Expert: Turkiye has capacity to produce 85 percent of its medical needs
Azerbaijan had a rich pharmaceutical history, but unfortunately, after the dissolution of the USSR, this sector collapsed in Azerbaijan. Today, the production of pharmaceuticals amounted to over $6m, of which over $2 m is exported. In contrast with export, the import totaled $653m ranking 6th. As it is seen, there is a big negative balance.
So, being determined to develop the pharmaceutical sector, the Azerbaijani government has taken several steps in this regard. Joint production of medicaments with other countries is among these steps. Previously, Azerbaijan tried to jointly manufacture medicaments with foreign countries such as Iran and Russia, the cooperation with former failed. Despite the fact, Azerbaijan has not given up and continues to bring know-how in this sector by cooperating with foreign countries. This week, Azerbaijan's Economy Ministry signed a cooperation agreement with Turkiye's Genilac (Gen İlaç ve Sağlık Ürünleri A.Ş.) pharmaceutical manufacturing company that aroused great interest among the society.
In a comment on the issue for Azernews, expert Huseyn Sarpkaya, the Chairman of the Health Sector Council of Independent Industrialists and Businessmen Association (MUSIAD), hailed Azerbaijan's determined approach to the issue and emphasized the importance of the pharmaceutical sector.
He added that in today's world, the power and independence of countries are directly proportional to their self-sufficiency in every field. He pointed out that especially Defense Industry, Food Industry, and Health Industry are accepted as strategic sectors.
“Any supply crisis that could happen in these strategic sectors will lead to internal unrest and turmoils in a country. In addition, as we witnessed during the pandemic, the use of the supply chain as a method of intimidation or threat by the countries that have a monopoly in the health industry, which is one of the sectors I mentioned above, made countries like ours to develop their own solutions,” he pointed out.
As for the Turkish practice of joint production of medicaments with other countries, the expert said that Turkiye enjoys good experience in this area. He noted that Turkiye is very good in the production of medicaments classified as conventional drugs. However, he emphasized that Turkiye and Azerbaijan have to focus on new-generation medicaments which are called smart molecules for biotechnological medicines.
“Global pharmaceutical manufacturers have been collaborating with Turkish entrepreneurs for years. The Turkish pharmaceutical factories are very experienced in drugs which are considered as conventional drug group. Apart from that, the two countries should focus on the fact that smart molecules of biotechnological drugs will replace conventional drugs in the future. For example, I can say that internal combustion engine cars are like conventional drugs, electric cars are like biotechnological drugs,” Huseyn Sarpkaya noted.
He provided an insight into the fact that “The Dawn of the Deep Tech Ecosystem,” the report of Boston Consulting Group and Hello Tomorrow, reads the total global private investment in Biotechnology categories increased over 20 percent from 2015 to 2018, reaching $18bn. In addition, The USA and China received approximately 81 percent of global private investment in deep technology companies from 2015 to 2018, with approximately $32.8bn and $14.6 billion invested in each country, respectively. He underscored that China is one of the biggest drivers of investment in deep technology, with funding increase in an annual rate of more than 80 percent from 2015 to 2018. Investments in US companies increased by 10 percent over the period.

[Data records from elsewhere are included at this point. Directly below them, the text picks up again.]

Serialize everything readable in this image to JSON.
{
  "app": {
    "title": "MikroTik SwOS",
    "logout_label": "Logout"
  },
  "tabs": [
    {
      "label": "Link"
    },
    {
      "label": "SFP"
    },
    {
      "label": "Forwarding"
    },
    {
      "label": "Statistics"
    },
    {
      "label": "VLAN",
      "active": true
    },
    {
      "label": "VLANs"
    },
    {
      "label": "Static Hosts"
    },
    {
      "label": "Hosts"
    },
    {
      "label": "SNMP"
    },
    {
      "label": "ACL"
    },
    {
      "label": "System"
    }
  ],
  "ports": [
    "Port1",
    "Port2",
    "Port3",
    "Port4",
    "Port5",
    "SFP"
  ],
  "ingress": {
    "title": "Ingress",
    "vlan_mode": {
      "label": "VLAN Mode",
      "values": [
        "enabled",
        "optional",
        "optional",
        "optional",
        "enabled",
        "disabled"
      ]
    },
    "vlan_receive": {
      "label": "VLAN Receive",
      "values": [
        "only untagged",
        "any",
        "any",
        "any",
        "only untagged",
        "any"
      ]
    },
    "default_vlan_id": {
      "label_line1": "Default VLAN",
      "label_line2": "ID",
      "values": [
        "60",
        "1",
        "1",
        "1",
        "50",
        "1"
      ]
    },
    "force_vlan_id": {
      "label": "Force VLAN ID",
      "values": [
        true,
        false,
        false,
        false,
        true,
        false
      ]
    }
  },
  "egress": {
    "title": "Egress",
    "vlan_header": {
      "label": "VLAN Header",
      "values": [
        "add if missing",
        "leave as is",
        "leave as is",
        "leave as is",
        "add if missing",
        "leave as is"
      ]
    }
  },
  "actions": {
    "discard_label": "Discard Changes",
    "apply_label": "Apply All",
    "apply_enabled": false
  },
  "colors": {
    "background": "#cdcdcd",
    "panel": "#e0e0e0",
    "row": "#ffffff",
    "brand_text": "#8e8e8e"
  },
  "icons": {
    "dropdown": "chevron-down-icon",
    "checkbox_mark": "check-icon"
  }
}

“Again, according to the same report, there are approximately 8,700 deep technology companies (those benefiting from technological breakthroughs that require intensive R&D) in nearly 70 markets. According to the research, entrepreneurs at the global level are doing R&D and innovation studies with very high budgets, especially in biotecnological drug studies. Thanks to the cooperation of the two countries, it will be possible to conduct researches in many Turkish and Azerbaijani universities for the production of biotechnological drugs as well as conventional drugs. With the help of this knowledge, it will be able to meet the needs of Turkiye, Azerbaijan, and allied countries,” MUSIAD's department head added.
The expert said that Turkiye has the capacity to produce 85 percent of its medical needs. He noted that the Turkish pharmaceutical industry has developed for more than 50 years, reached these points and accumulated quite a lot of KNOW-HOW.
“In addition to a population of 81 million, there are about forty countries within a 3-hour flight distance, so it is a candidate to be the top of the production line of both Europe and the Middle East. Turkiye can take this logistics power to a higher level together with Azerbaijan,” the expert said.
The cooperation agreement signed between the two friendly and brotherly countries by Azerbaijan's Ministry of Economy and Turkiye's Genilac (Gen İlaç ve Sağlık Ürünleri A.Ş.) pharmaceutical production company is not just a an agreement to construct a factory, but a facility and science center that will invent its own national domestic drug and be involved in its own molecular work in the future.
“If a country invents its own molecule, then it sets the rules and takes the first step towards self-sufficiency in health,” Sarpkaya concluded.